Segundo o estudo, camundongos submetidos à picada dos mosquitos coinfectados
tiveram uma taxa de contaminação pelo zika de 100%. O percentual contrasta com
a taxa de transmissão da dengue, que foi de 20%. Além disso, esses 20%
infectados por dengue também estavam por zika, indicando que o Aedes pode
transmitir, para um mesmo indivíduo, as duas doenças.
“Por que o vírus zika tem
sido mais eficaz em transmissão ainda é uma incógnita. Vimos, pelas nossas
análises, que a intensidade da infecção nos mosquitos coinfectados foi maior
para o zika do que para o vírus da dengue. Assim, uma das hipóteses é que haja
uma maior disponibilidade do vírus da zika na saliva do vetor para ser injetado
no hospedeiro”, observa o pesquisador.
Outra possibilidade, segundo
os coordenadores da pesquisa, é que o vírus da zika, por ter entrado mais
recentemente no Brasil, seja mais agressivo ao entrar no organismo do mosquito,
tendo a capacidade de se multiplicar mais rapidamente.
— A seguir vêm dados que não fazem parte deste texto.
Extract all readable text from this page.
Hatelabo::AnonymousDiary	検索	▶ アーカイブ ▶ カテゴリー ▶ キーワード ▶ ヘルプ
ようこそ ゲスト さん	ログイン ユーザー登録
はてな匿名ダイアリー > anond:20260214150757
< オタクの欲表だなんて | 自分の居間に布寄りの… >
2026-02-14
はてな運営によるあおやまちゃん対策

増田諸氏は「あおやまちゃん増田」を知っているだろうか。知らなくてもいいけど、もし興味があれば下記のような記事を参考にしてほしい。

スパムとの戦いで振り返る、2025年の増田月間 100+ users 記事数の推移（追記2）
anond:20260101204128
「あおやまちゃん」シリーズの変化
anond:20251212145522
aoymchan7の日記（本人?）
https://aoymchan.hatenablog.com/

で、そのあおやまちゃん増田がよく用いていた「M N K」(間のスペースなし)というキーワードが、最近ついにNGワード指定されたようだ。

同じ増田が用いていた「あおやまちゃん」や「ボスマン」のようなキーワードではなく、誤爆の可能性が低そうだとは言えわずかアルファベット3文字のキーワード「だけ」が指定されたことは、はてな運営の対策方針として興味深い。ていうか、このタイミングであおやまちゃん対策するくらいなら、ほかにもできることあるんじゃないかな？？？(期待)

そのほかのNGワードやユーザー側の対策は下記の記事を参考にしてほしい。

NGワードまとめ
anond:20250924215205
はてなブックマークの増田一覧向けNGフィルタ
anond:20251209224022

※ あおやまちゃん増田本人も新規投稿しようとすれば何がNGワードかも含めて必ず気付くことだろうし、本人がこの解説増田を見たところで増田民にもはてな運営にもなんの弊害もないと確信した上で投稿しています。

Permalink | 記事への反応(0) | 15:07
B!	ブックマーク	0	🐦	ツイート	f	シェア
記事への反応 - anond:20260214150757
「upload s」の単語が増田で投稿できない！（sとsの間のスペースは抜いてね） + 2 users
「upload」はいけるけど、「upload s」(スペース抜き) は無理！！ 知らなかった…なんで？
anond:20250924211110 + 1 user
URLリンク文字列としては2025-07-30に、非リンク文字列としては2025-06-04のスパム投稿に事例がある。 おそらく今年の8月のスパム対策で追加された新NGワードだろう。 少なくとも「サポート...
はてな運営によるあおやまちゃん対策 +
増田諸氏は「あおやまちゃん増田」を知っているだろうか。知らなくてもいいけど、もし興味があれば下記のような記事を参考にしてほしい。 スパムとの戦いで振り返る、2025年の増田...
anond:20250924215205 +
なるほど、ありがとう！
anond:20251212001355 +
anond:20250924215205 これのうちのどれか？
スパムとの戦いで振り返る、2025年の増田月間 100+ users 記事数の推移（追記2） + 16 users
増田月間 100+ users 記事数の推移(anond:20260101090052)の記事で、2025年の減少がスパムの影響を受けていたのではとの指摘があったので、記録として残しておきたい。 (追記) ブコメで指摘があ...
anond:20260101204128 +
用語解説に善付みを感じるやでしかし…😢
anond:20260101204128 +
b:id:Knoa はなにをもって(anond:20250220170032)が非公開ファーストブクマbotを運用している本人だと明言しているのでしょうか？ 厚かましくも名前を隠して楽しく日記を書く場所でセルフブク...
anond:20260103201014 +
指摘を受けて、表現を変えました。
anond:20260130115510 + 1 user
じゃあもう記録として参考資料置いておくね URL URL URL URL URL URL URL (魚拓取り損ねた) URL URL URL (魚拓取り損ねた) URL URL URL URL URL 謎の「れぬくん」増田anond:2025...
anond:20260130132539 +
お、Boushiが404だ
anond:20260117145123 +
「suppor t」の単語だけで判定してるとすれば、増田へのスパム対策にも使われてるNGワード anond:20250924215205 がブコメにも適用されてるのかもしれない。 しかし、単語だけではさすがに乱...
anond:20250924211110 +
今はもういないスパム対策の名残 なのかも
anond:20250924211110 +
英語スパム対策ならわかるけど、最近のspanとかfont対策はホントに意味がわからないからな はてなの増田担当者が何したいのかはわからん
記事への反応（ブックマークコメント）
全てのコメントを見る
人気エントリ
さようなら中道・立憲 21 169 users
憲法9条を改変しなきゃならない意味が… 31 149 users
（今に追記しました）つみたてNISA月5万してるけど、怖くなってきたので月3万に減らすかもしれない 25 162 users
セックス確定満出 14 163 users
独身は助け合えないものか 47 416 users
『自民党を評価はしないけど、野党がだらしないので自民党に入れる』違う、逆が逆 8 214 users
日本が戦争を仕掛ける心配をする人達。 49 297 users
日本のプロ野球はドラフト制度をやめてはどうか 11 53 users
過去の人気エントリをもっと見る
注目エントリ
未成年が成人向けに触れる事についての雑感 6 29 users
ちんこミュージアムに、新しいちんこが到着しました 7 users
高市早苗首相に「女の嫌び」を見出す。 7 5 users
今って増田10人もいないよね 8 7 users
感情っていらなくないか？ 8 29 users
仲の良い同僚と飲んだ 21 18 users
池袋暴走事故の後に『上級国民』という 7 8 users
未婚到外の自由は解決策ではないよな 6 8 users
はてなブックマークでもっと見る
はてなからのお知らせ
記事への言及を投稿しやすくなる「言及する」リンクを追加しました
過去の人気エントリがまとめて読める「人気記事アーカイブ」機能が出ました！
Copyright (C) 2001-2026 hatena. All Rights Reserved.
“Em todas as análises feitas,
sempre encontramos nos mosquitos infectados, inclusive naqueles que só
receberam um tipo de vírus, maior quantidade de zika presente nos órgãos do
mosquito em comparação com o dengue. Pode ser que, devido ao fato de os dois
vírus terem um ciclo similar, a entrada de um segundo vírus seria bloqueada -neste
caso, o da dengue, que teria sua multiplicação mais retardada”, destaca
Pimenta.
Os questionamentos gerados
pelo estudo vão além. A coinfecção comprovada nesta pesquisa levanta a
possibilidade real de que o fenômeno possa ocorrer também com outros vírus,
como o chikungunya. Já existe na literatura a demonstração da coinfecção dele
com o da dengue.
“Será que, neste caso, também
existe interferência viral e a preferência de um dos vírus no momento da
picada?”, questionam os pesquisadores. Segundo eles, são perguntas que ainda
precisam ser respondidas e que remetem a várias outras, uma vez que os vírus da
dengue, zika, e chikungunya estão circulando, simultaneamente, em grandes áreas
geográficas.
“Uma pessoa pode ser infectada
tanto pela picada de um único mosquito coinfectado ou por dois mosquitos
monoinfectados por vírus distintos. A coinfecção por mais de um arbovírus terá
implicações epidemiológicas importantes. Infecções mistas nos seres humanos
poderão apresentar sintomas ainda mais complexos, tornando o diagnóstico
clínico e até mesmo o manejamento desses pacientes um desafio ainda maior”,
ressalta.
Intitulado Coinfection with Zika and Dengue Viruses results in
preferential Zika transmission by vector bite to vertebrate host, o
estudo foi realizado no município de Manaus, no final do ano passado. A
pesquisa é fruto da tese de doutorado de Bárbara Chaves, aluna do curso de
pós-graduação da Universidade Estadual de Manaus e FMT-HVD, orientada pelos
pesquisadores da Fiocruz Minas Paulo Pimenta e Nágila Secundino, que também
atuam como professores na unidade manauense. Também participaram do estudo a
Johns Hopkins Bloomber School of Public Health dos EUA, entre outras
instituições nacionais e internacionais. A pesquisa foi financiada pela
Renezika, através do MCTI-CNPq/ MEC-Capes/ MS-Decit.